Good messengers don’t only identify with their audiences but portray why the number of vaccinations matters. People flock to data patterns when explained through core messages, like “flatten the curve.” Just give them the gist.
“Numbers like words have to be interpreted,” said Dr. Valerie Reyna, a professor of human development and the director of the Human Neuroscience Institute at Cornell University. Her work shows that our memories and emotional reactions tend to rely on remembering the gist, including when vaccines are involved.
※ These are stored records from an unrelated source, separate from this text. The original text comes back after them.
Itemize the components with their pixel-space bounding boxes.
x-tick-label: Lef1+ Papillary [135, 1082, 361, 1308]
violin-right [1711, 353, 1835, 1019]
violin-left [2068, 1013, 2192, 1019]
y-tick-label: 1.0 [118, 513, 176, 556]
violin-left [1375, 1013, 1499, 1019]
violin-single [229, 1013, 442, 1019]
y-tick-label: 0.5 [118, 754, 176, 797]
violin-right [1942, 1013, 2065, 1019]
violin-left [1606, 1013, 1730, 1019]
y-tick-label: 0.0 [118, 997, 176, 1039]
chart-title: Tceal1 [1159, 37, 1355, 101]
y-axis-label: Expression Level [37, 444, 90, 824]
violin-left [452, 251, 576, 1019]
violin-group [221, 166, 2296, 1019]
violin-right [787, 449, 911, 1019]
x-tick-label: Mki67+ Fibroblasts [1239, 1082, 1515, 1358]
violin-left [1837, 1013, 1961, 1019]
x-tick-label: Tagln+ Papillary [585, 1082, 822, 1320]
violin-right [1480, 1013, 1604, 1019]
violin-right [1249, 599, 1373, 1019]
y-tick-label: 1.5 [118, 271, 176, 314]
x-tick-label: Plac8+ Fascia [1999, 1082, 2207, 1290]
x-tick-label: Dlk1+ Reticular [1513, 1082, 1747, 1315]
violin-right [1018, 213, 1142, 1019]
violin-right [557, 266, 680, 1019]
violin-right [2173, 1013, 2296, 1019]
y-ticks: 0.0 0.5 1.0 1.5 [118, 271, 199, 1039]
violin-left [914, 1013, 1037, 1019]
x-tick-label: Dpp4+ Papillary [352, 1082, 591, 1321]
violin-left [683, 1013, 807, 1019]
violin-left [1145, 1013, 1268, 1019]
Civic leaders often recite how many shots are taken overall or other stats—rather than expressing the practical value of each benchmark. Kentucky, as a counterexample, has an incentive where capacity restrictions on bars and restaurants will end after 2.5 million residents take at least one shot.
“People do need categorical goalposts. They need milestones,” Reyna said. “They need to know we’ve achieved this.”